Main

The different vowel sounds in normal speech are produced by adjusting the position of the tongue, jaw and lips so that the vocal tract resonates at certain specific frequencies (Ri). The vocal folds vibrate at the pitch frequency, f0, which is usually lower than the Ri. Those harmonics of f0 that fall near the Ri produce associated peaks, or formants (Fi), in the speech spectrum1. To oversimplify a little, in Western languages vowels occupy characteristic positions on a 'map' of (F2,F1) or (R2,R1).

Singers who are trained in the Western classical tradition need to make themselves heard in large auditoria, sometimes with loud accompaniment. In the high soprano range, f0 enters the range at which human hearing sensitivity is greatest, so tuning R1 to match f0 is a possibility that could produce a sound with a loudness and timbre that vary less with pitch, and which is louder for constant effort2,3. As vowel identifiability is inevitably compromised when f0 greatly exceeds R1, this further loss of comprehensibility is tolerable. Indeed, sopranos are often taught to lower the jaw or to 'smile' as they ascend a scale; both of these actions increase mouth opening, which in turn increases R1 (refs 4, 5).

We measured the resonances of the tract directly by using a previously described technique6,7. Briefly, an acoustic current source (diameter, 10 mm), synthesized from frequencies spaced at 5.38 Hz over the range 0.2–4.5 kHz, and a microphone (diameter, 8 mm) are placed just below the singer's mouth, in contact with the lower lip. The acoustic current is adjusted so that the pressure spectrum, Pclosed, is independent of frequency when the singer's mouth is closed. The ratio of the spectrum measured with the mouth open to that with the mouth closed shows peaks that indicate the resonances of the tract6 as well the harmonics present in the voice signal (Fig. 1a). The shift in resonance frequency due to the reduction in area for radiation caused by the presence of the apparatus lay within the resolution of these experiments (±11 Hz).

Figure 1: Simultaneous measurements of the resonance frequencies of the vocal tract and the harmonics present in the voice signal.
figure 1

a, The ratio of the spectrum measured with the mouth open, to that with the mouth closed (Popen/Pclosed) when the vowel in the word 'hard' is sung at A4. Several harmonics of the voice signal with fundamental frequency f0 = 440 Hz can be seen. The maxima in the broad band signal corresponding to the resonances R1, R2, R3 and R4 are indicated by arrows. b, The lowest resonance frequency, R1, as a function of the pitch frequency f0. The pitch is indicated in musical terms by the rotated treble clef at the top of the figure.

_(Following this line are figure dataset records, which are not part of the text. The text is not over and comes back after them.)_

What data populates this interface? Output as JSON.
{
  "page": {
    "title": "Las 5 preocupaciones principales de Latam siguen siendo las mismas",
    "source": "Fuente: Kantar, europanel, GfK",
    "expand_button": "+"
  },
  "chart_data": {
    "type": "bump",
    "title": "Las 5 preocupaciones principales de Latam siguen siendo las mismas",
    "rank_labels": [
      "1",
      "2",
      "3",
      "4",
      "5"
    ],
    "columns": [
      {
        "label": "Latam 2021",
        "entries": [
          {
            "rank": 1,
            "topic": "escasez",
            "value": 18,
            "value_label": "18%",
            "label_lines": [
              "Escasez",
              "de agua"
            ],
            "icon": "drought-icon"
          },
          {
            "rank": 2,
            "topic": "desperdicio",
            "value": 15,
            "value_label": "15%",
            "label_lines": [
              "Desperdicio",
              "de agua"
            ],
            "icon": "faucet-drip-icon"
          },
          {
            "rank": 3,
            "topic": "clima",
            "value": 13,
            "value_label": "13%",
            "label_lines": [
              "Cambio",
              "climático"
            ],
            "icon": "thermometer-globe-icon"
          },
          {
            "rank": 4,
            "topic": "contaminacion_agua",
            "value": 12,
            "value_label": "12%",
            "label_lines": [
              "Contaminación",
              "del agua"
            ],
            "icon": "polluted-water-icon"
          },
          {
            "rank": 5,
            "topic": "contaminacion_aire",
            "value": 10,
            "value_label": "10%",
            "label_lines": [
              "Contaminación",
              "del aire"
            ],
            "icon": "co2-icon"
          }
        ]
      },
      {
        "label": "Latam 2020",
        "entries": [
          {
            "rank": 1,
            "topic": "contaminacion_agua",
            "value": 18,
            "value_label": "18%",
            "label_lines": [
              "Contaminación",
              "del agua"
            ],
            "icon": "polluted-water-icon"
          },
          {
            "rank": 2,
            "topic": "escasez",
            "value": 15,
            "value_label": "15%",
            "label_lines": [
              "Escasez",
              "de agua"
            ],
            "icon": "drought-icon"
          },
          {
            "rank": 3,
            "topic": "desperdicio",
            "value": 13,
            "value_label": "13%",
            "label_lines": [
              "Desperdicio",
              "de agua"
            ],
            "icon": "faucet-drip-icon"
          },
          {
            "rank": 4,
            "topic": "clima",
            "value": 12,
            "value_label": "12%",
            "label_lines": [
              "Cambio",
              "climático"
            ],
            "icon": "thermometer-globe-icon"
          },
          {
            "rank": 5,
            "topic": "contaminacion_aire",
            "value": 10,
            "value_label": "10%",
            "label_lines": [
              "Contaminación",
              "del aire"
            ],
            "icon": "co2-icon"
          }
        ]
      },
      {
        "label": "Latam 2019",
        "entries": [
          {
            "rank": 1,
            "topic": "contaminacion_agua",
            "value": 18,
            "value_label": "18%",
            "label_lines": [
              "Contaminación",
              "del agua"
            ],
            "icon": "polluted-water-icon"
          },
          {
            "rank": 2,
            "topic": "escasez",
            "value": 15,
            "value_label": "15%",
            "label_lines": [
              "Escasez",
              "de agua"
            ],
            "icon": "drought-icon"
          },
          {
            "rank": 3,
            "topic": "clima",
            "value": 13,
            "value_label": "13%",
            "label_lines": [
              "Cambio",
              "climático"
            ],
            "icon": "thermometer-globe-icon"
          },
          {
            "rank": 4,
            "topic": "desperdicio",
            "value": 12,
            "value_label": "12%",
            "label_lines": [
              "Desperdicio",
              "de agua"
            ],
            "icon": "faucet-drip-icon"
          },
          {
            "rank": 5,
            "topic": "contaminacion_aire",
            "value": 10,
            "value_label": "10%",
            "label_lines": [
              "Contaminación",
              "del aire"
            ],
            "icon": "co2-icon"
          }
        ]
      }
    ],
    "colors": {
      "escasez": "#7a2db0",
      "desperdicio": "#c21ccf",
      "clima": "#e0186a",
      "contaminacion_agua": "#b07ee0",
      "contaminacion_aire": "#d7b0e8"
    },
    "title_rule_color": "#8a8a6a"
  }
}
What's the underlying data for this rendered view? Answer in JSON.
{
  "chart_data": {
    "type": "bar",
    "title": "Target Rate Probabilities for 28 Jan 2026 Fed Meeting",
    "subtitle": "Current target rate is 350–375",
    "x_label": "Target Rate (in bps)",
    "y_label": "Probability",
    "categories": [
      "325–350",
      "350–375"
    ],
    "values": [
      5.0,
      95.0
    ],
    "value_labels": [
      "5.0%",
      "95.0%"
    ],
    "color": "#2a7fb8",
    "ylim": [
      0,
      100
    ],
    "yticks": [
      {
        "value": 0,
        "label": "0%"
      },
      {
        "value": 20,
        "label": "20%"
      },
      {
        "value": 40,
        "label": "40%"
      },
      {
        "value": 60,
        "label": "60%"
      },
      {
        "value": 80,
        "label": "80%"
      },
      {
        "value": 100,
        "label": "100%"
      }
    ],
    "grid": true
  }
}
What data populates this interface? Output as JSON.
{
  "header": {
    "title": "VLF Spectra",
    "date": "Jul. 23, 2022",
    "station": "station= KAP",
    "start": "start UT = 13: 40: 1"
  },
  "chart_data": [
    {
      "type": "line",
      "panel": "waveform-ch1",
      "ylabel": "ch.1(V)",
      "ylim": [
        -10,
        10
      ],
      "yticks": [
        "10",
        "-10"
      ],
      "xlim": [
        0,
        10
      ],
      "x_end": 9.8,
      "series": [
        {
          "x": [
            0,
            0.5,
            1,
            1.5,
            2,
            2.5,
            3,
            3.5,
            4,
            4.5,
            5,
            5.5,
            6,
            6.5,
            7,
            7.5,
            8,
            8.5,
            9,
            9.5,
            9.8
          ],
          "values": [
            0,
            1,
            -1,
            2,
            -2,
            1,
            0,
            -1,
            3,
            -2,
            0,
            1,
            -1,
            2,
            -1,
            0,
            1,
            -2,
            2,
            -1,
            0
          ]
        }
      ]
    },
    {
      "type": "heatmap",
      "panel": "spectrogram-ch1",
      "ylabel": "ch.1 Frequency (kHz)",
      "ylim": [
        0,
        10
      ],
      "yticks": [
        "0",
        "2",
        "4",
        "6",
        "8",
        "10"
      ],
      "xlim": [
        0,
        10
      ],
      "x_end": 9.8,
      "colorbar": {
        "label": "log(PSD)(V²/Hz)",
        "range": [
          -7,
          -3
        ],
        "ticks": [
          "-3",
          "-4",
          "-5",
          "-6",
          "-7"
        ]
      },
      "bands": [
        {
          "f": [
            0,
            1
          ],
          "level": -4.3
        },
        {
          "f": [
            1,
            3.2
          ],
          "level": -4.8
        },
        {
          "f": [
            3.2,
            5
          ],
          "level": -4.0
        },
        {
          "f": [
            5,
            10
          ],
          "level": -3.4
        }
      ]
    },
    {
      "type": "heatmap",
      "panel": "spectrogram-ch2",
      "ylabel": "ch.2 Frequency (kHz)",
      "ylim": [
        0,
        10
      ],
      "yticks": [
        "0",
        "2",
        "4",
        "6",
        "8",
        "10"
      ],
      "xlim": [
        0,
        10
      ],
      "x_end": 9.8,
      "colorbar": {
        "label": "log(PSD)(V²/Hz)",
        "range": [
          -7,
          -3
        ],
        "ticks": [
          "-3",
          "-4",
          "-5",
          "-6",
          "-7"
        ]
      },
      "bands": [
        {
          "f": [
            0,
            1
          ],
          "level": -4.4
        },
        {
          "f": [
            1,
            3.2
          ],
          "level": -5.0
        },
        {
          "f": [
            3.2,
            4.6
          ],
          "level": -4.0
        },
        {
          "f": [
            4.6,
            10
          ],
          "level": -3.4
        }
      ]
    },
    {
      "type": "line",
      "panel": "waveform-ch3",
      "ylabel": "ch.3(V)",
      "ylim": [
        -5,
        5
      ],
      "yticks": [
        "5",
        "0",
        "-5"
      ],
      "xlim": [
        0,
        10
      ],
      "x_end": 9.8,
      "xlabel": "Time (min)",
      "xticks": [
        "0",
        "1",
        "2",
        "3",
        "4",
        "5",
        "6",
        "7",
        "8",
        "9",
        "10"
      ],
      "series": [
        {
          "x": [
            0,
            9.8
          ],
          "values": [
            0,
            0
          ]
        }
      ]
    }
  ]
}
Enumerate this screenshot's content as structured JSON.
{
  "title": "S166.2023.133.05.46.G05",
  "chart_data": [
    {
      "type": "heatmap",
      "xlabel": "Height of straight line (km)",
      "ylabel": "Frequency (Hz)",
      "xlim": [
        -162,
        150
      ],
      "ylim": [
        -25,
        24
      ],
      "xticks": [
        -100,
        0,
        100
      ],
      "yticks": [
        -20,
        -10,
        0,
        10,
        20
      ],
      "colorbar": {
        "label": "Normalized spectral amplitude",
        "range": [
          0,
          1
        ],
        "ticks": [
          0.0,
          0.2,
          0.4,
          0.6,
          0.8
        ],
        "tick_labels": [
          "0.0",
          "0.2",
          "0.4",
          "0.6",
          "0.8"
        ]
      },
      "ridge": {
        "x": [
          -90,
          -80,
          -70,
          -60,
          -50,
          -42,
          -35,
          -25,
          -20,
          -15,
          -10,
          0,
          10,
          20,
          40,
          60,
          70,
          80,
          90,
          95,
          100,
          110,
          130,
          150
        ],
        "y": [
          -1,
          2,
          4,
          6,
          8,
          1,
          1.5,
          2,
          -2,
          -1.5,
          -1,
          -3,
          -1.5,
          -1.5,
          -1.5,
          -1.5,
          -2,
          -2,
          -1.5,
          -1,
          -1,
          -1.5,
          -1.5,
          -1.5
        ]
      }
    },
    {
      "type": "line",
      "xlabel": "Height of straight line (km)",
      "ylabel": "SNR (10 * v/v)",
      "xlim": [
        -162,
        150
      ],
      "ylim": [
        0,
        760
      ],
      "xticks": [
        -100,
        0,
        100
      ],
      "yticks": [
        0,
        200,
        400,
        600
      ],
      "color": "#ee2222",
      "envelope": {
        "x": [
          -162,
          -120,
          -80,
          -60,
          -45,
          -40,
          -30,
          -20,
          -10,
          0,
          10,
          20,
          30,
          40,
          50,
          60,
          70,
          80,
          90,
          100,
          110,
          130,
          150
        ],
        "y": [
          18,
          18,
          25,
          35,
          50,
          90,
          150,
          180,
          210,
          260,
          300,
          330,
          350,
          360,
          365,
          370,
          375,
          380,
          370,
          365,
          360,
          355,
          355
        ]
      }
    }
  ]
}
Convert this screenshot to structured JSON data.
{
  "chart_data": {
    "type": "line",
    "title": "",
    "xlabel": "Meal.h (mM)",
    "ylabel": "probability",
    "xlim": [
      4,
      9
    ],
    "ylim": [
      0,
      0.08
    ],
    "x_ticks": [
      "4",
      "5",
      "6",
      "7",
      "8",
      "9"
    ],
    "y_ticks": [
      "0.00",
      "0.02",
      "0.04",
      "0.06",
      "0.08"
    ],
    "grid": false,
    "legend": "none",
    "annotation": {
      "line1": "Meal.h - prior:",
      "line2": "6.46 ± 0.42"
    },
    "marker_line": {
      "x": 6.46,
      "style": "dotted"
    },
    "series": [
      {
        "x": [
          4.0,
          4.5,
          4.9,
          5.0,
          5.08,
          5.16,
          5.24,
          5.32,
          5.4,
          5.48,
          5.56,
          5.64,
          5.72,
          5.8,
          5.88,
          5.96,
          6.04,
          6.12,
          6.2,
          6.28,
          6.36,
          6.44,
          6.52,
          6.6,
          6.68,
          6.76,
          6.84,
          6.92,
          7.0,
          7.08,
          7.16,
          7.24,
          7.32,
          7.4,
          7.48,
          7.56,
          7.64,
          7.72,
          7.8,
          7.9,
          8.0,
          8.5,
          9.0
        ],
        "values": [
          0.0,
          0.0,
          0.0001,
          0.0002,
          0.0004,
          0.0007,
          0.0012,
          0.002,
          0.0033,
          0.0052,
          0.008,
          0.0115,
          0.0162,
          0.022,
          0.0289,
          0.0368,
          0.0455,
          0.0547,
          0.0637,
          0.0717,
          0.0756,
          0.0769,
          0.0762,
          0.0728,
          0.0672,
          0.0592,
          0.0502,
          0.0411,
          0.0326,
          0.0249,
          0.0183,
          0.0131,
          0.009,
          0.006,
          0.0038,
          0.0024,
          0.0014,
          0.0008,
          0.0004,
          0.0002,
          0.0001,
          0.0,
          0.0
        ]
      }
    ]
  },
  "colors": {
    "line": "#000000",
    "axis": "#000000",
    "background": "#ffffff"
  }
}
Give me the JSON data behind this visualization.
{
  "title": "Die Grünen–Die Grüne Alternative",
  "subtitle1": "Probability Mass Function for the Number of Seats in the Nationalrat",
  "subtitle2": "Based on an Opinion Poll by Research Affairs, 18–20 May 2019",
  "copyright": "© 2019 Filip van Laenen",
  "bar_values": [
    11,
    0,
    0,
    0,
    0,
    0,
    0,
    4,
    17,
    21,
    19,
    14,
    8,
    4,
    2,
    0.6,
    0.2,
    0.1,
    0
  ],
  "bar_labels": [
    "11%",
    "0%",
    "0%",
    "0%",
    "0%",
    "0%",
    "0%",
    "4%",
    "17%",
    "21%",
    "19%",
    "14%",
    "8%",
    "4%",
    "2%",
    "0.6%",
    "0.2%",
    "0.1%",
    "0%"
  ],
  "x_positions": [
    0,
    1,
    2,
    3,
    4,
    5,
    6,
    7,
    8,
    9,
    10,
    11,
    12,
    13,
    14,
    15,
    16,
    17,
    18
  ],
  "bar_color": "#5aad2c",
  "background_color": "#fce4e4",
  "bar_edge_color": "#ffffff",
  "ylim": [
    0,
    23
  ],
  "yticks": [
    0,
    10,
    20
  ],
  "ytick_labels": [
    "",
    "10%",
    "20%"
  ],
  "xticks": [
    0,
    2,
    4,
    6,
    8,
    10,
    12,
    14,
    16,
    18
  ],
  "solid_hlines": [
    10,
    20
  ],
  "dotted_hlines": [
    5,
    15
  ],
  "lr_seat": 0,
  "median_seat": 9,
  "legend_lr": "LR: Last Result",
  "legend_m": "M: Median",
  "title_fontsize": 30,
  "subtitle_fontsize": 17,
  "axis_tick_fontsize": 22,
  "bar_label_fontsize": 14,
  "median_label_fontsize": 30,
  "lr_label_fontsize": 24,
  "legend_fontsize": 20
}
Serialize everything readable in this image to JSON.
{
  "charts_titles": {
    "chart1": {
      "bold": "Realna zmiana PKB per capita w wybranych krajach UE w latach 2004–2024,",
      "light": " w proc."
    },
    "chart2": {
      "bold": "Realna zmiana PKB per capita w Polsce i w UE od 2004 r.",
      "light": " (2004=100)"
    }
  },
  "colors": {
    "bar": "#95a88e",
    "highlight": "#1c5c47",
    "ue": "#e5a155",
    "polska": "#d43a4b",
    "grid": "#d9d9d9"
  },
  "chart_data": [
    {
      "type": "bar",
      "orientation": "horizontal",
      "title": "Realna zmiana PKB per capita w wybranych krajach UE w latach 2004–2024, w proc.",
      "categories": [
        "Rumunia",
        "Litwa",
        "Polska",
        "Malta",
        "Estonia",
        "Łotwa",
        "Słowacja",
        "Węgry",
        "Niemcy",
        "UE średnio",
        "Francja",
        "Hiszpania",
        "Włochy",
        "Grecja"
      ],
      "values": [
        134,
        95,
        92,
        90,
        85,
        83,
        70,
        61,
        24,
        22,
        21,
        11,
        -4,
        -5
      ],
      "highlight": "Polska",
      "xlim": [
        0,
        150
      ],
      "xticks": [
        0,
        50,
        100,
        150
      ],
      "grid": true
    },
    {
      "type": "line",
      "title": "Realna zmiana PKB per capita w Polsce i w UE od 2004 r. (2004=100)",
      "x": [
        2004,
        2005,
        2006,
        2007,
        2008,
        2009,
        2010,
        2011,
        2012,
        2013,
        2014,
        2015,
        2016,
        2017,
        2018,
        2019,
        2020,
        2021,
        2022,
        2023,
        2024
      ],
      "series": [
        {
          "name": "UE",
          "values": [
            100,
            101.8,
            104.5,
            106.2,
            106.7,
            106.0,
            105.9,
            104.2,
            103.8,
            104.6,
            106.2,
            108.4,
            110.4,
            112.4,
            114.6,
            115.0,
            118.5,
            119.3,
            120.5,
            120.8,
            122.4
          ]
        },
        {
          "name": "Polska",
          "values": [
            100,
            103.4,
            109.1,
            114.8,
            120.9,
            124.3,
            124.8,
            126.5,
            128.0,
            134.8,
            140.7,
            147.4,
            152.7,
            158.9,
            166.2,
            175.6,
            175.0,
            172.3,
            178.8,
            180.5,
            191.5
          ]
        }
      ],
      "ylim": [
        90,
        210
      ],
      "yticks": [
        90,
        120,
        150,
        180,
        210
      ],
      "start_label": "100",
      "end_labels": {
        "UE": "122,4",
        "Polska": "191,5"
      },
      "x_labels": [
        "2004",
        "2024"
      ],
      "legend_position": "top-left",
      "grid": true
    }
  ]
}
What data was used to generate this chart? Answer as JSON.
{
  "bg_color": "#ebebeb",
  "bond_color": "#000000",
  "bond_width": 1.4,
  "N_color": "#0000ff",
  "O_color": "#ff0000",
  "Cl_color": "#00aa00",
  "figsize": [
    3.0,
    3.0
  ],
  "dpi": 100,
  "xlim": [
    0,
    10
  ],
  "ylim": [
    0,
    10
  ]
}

Eight sopranos (four professional, four advanced students), with an average of nine years' classical training, sang notes sustained for 4 s without vibrato in an ascending diatonic scale indicated by a glockenspiel before each note. They sang one of four vowels presented in writing in the form 'h<vowel>d' ('hard', 'hoard', 'who'd', 'heard'). They sang piano (softly) to avoid saturating the microphone and to improve the signal-to-noise ratio.

When f0 was less than the value of R1 for normal speech, the resonance for each vowel was roughly constant (Fig. 1b). This is consistent with expectations, as (R1,R2) characterizes vowels. However, when f0 exceeded this value of R1, the tuning line R1 = f0 was followed. This trend continued to 1 kHz for the vowels that do not use lip rounding ('hard', 'heard'), but for the vowels that use lip rounding ('hoard', 'who'd'), the data fell below the tuning line near 1 kHz. This may be because, with the lips rounded, it is uncomfortable or anatomically impossible to raise R1 to 1 kHz.

This large shift in R1 at high pitch means not only that vowels are shifted significantly on the vowel plane, but also that they will overlap considerably and converge to separations that are smaller than the characteristic length, λ, at which they become confused with one another6. This helps to explain the well-known difficulty in identifying words sung in the high range by sopranos8,9, and may be one of the reasons why opera houses often use surtitles even for operas sung in the native language of their audience.